Entering edit mode
7.8 years ago
kazenokizi
▴
30
Hello all,
I am trying to align a ligand to a protein fragment using their pdb files. The two do not have the same number of atoms, neither do they have the same number of atoms of the same type. Sequence-based alignment is not successful in pymol or chimera, as the ligand does not have amino acids in. Are there any pure structure-based alignment packages/online tools that are able to achieve some success in this case?
Thank you and looking forward to your input.
Andrew
Hello. Thank you for the comment, but I am not sure molecular docking is what I am thinking. Say I have a segment of alpha helix, and I have a molecule which has similar number of atoms to the fragment, and its structure is a bit alike to the helix, though the molecule does not have amino acid in it. I have tried PYMOL to overlap them by 'align', but the result is a random overlapping. I understand PYMOL uses sequential alignment in the first place, so in my case the alignment did not work out. May you comment on this? Thank you.
What you are describing to me sounds more like molecular superposition or structure similarity. Have you tried saving pymol as pdb and using biopython's Bio.PDB.Superposition() method? This should do the trick for "rigid" superposition (also you will need to install python and biopython).

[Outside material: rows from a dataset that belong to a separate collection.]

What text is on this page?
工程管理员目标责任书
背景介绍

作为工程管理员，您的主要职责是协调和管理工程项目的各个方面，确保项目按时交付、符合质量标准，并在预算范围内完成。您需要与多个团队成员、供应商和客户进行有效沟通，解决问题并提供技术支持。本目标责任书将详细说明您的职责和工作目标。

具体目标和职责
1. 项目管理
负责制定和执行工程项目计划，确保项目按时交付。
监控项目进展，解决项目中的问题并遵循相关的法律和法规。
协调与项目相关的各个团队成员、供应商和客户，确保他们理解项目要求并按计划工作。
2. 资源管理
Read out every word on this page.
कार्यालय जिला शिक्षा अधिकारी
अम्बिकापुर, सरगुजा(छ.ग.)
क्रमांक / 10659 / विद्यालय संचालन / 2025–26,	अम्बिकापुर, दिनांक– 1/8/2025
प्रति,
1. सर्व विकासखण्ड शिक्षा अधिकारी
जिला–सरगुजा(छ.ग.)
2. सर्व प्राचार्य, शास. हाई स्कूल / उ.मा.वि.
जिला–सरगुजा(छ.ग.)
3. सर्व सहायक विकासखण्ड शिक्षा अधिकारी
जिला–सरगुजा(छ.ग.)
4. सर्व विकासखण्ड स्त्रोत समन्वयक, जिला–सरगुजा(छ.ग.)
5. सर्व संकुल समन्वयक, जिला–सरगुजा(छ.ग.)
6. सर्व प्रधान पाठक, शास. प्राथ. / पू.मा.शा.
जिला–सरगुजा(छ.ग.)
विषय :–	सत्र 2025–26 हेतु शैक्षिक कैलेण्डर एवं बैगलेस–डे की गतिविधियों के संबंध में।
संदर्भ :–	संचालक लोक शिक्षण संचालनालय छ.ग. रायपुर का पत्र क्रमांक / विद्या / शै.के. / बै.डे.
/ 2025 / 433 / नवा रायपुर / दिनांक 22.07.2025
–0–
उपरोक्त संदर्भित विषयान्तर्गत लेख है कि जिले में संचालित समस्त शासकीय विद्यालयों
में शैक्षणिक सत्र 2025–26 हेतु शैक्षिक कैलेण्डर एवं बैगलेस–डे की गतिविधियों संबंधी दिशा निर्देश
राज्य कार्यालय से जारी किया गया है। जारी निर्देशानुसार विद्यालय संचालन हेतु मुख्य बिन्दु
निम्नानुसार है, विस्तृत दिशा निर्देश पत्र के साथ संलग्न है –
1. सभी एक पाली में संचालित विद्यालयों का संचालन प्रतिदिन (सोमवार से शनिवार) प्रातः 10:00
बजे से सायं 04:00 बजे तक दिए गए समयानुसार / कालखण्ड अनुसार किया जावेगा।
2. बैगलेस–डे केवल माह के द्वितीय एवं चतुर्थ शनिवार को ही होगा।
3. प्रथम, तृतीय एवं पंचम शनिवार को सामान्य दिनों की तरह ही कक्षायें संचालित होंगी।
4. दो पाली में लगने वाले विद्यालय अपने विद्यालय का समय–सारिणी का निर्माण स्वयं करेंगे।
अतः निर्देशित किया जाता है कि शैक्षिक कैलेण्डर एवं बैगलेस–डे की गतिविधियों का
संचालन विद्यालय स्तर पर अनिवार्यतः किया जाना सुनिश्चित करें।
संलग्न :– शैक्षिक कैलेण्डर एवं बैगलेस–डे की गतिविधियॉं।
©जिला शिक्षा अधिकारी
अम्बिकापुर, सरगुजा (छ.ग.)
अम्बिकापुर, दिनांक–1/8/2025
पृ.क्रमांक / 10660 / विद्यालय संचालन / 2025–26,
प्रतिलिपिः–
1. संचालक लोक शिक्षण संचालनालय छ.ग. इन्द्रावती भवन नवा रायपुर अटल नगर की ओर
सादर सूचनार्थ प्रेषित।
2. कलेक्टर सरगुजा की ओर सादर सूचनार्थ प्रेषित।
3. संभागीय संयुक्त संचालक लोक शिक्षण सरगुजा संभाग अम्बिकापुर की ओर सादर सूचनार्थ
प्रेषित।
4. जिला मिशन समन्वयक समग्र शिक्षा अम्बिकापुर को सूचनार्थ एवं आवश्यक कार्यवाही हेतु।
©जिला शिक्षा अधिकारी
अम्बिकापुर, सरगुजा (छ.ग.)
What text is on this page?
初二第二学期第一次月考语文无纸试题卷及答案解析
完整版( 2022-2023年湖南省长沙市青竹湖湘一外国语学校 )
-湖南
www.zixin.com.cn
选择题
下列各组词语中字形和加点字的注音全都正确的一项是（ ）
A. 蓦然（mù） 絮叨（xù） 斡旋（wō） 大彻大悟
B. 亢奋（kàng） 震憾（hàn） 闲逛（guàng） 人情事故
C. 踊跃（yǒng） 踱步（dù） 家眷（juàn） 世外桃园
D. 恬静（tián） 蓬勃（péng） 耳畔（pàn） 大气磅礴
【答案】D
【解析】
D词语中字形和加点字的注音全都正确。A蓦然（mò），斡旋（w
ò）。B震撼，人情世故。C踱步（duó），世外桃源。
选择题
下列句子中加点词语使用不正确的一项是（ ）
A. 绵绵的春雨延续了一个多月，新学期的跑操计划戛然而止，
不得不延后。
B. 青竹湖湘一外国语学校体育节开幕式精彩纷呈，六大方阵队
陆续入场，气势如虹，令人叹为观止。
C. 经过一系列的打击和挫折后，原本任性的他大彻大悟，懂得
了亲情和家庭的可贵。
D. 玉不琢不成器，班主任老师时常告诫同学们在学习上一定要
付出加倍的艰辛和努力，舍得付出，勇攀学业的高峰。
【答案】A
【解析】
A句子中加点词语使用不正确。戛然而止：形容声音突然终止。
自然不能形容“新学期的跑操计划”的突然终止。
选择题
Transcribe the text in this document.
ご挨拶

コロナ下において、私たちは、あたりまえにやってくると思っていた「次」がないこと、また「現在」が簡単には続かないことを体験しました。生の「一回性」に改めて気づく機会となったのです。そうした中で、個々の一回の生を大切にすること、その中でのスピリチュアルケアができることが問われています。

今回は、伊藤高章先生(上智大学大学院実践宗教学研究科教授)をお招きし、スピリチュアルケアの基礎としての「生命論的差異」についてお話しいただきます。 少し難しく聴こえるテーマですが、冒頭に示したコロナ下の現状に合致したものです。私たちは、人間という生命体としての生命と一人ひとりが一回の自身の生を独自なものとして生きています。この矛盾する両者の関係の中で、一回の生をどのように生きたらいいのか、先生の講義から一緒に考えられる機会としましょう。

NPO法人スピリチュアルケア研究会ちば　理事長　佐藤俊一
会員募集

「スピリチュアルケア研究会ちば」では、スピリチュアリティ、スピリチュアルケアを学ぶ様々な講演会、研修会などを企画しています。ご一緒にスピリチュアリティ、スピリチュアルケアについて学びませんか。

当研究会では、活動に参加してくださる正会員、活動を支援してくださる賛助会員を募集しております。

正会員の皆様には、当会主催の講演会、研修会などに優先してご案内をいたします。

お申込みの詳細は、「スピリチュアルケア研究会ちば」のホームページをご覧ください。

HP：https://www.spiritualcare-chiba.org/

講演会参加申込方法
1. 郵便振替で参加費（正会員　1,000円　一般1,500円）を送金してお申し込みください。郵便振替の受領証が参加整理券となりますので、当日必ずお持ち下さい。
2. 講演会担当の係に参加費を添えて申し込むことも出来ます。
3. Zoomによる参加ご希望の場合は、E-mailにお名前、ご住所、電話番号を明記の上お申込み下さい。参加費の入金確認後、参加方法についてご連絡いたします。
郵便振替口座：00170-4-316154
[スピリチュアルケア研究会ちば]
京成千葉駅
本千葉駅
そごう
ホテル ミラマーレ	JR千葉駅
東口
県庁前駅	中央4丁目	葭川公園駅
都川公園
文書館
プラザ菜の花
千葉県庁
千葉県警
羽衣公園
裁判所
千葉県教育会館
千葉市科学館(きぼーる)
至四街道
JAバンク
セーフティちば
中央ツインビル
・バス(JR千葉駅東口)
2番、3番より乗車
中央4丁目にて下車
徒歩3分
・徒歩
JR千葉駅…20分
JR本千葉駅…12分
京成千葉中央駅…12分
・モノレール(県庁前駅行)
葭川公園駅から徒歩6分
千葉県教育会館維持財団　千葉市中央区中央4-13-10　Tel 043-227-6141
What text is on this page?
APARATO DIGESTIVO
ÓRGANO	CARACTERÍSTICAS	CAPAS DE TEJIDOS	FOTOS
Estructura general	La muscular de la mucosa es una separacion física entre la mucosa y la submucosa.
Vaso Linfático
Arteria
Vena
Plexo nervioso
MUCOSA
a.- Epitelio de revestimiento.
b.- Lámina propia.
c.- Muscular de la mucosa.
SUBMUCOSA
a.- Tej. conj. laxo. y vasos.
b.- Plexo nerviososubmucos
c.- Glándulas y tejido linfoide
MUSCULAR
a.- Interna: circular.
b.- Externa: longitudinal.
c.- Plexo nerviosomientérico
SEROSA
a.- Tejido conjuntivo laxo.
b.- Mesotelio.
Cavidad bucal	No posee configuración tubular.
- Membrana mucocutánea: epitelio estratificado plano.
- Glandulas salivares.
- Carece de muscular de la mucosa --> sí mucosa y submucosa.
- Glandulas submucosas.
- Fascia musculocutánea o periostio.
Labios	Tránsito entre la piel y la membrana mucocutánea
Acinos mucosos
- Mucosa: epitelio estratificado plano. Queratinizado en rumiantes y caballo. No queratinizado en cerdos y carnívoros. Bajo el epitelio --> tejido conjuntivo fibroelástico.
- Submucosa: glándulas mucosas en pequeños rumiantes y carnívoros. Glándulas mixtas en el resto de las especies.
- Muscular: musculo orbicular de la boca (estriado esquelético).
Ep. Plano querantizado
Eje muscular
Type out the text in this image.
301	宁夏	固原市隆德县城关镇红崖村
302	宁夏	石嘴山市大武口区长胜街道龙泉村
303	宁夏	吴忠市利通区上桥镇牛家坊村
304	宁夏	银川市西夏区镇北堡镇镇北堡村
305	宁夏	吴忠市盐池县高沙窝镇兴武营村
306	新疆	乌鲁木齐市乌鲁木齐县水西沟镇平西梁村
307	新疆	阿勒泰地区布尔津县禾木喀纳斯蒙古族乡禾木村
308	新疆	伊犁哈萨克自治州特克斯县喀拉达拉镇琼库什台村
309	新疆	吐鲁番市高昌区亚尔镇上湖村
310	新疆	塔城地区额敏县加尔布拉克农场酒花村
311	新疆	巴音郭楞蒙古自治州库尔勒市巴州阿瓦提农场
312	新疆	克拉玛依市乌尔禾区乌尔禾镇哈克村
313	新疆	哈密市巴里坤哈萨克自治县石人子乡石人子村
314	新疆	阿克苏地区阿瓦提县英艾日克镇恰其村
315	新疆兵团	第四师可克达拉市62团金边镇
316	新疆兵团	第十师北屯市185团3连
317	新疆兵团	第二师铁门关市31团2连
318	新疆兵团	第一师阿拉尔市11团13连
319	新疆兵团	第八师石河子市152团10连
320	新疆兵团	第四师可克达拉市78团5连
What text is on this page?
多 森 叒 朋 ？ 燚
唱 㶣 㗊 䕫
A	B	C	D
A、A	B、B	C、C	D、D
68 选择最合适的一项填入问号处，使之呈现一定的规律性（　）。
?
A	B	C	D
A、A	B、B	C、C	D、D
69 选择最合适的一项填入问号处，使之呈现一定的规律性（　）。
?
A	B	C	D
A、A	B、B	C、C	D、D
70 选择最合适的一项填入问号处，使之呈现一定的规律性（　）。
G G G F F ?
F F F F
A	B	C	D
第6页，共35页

Depending on your PyMOL molecule content, you may want to choose different types of atoms in protein structure and in your molecule for superposition. In get_structure() you can use local path to files.
Please let us know if this is what you were looking for and if it works.
In general, this is optimization question and the way to do it properly depends on the purpose. There are ways to do flexible superposition, use physical/chemical properties for it, use biological function. Most of the times refinements to the structures before and after superposition are needed, some changes to charge of different residues, mutations, phosphorylation and so on.
This looks like it might work if the number of atoms is the same between the two molecules, and the original post said this is not the case. In other words,
ref_atoms
andsamples_atoms
needs to be identical in length. Am I wrong here?